Je laisse aux auteurs de l’enquête le soin de répondre globalement à l’ensemble des lettres concernant ce sujet sur le fond. Je voudrais seulement dire qu’Yves Tenret, avec les mots et le style qui sont les siens, défend une idée que, personnellement, je trouve essentielle aujourd’hui : en finir avec la commode utilisation des boucs émissaires.

C’est la faute à la société, c’est la faute aux chefs, c’est la faute à Tartempion, c’est la faute à l’autre ! Coupable, moi ? Jamais ! Les gourous des sectes ont leur responsabilité, leurs adeptes aussi. Il ne peut y avoir d’un côté condamnation et de l’autre infantilisation. Il vaut sans doute mieux «fouetter ces groupies de sarcasmes salutaires » que de les traiter en irresponsables. Tant que chacun de nous ne sera pas convaincu de la nécessité de son implication personnelle et de la remise en cause sans complaisance de ses faits et gestes, il y aura toujours place pour les gourous, les sectes et maîtres à penser en tous genres. Pour finir, j’ai comme une idée que nos chemins vont continuer à se croiser, que «votre rancune salutaire» ne vous empêchera pas à terme de vous abonner.
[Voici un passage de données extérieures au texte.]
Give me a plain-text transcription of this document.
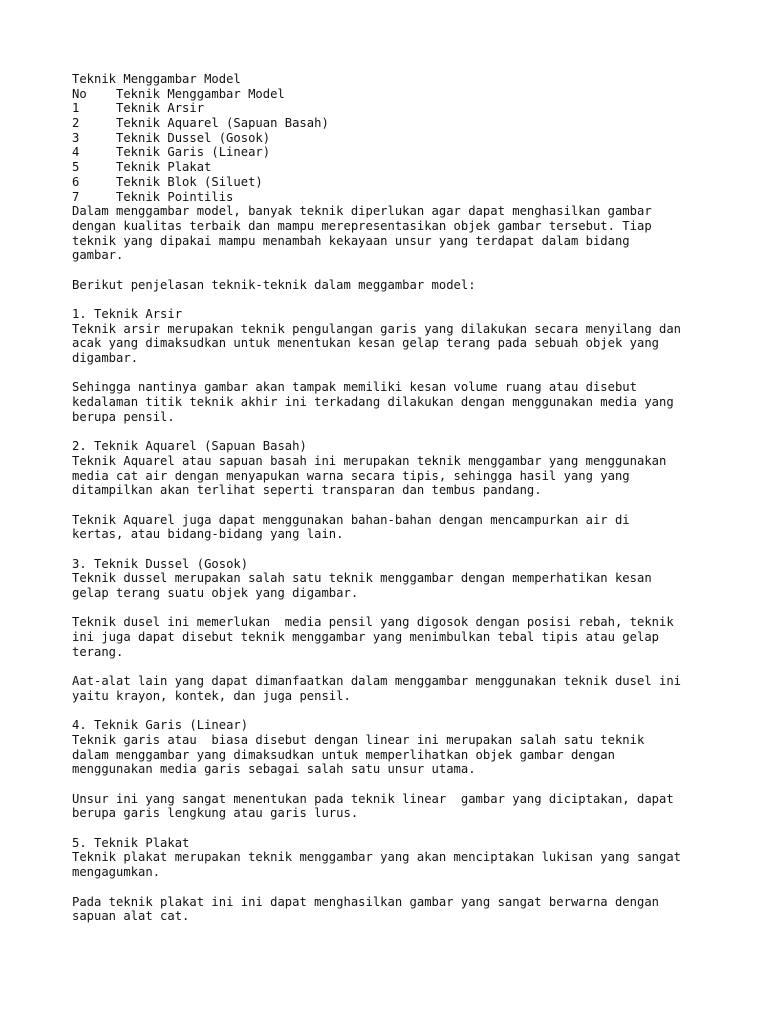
Teknik Menggambar Model
No	Teknik Menggambar Model
1	Teknik Arsir
2	Teknik Aquarel (Sapuan Basah)
3	Teknik Dussel (Gosok)
4	Teknik Garis (Linear)
5	Teknik Plakat
6	Teknik Blok (Siluet)
7	Teknik Pointilis
Dalam menggambar model, banyak teknik diperlukan agar dapat menghasilkan gambar
dengan kualitas terbaik dan mampu merepresentasikan objek gambar tersebut. Tiap
teknik yang dipakai mampu menambah kekayaan unsur yang terdapat dalam bidang
gambar.
Berikut penjelasan teknik-teknik dalam meggambar model:
1. Teknik Arsir
Teknik arsir merupakan teknik pengulangan garis yang dilakukan secara menyilang dan
acak yang dimaksudkan untuk menentukan kesan gelap terang pada sebuah objek yang
digambar.
Sehingga nantinya gambar akan tampak memiliki kesan volume ruang atau disebut
kedalaman titik teknik akhir ini terkadang dilakukan dengan menggunakan media yang
berupa pensil.
2. Teknik Aquarel (Sapuan Basah)
Teknik Aquarel atau sapuan basah ini merupakan teknik menggambar yang menggunakan
media cat air dengan menyapukan warna secara tipis, sehingga hasil yang yang
ditampilkan akan terlihat seperti transparan dan tembus pandang.
Teknik Aquarel juga dapat menggunakan bahan-bahan dengan mencampurkan air di
kertas, atau bidang-bidang yang lain.
3. Teknik Dussel (Gosok)
Teknik dussel merupakan salah satu teknik menggambar dengan memperhatikan kesan
gelap terang suatu objek yang digambar.
Teknik dusel ini memerlukan  media pensil yang digosok dengan posisi rebah, teknik
ini juga dapat disebut teknik menggambar yang menimbulkan tebal tipis atau gelap
terang.
Aat-alat lain yang dapat dimanfaatkan dalam menggambar menggunakan teknik dusel ini
yaitu krayon, kontek, dan juga pensil.
4. Teknik Garis (Linear)
Teknik garis atau  biasa disebut dengan linear ini merupakan salah satu teknik
dalam menggambar yang dimaksudkan untuk memperlihatkan objek gambar dengan
menggunakan media garis sebagai salah satu unsur utama.
Unsur ini yang sangat menentukan pada teknik linear  gambar yang diciptakan, dapat
berupa garis lengkung atau garis lurus.
5. Teknik Plakat
Teknik plakat merupakan teknik menggambar yang akan menciptakan lukisan yang sangat
mengagumkan.
Pada teknik plakat ini ini dapat menghasilkan gambar yang sangat berwarna dengan
sapuan alat cat.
Que notre identification, dans votre esprit, au vocabulaire d’une secte fera long feu, dans la mesure où vous pouvez dire et exprimer ici même tout ce qui vous chante et vous enchante !

Yvonne Quiles.

Quelle virulence !

Concernant votre enquête « maternités sous influence », j’aimerais faire les remarques suivantes : pourquoi vous en prendre d’une manière aussi virulente à l’Anep (mouvement que je ne connais pour l’instant que par votre article) ? Certes, il y a un certain nombre de théories qui peuvent paraître discutables ou risibles, surtout comme vous les présentez !

Mais l’influence de la vie prénatale et de l’environnement prénatal sur la vie et l’équilibre futur de l’individu est une réalité que de moins en moins de scientifiques sérieux osent encore rejeter aussi catégoriquement. Cela me donne l’impression que l’intolérance notoire de l’Unadfi et du centre Roger Ikor (qui ont collaboré à cet article) vous a poussé à des amalgames douteux et à des généralisations excessives qui nuisent plus qu’ils ne les servent, aux thèses que vous défendez.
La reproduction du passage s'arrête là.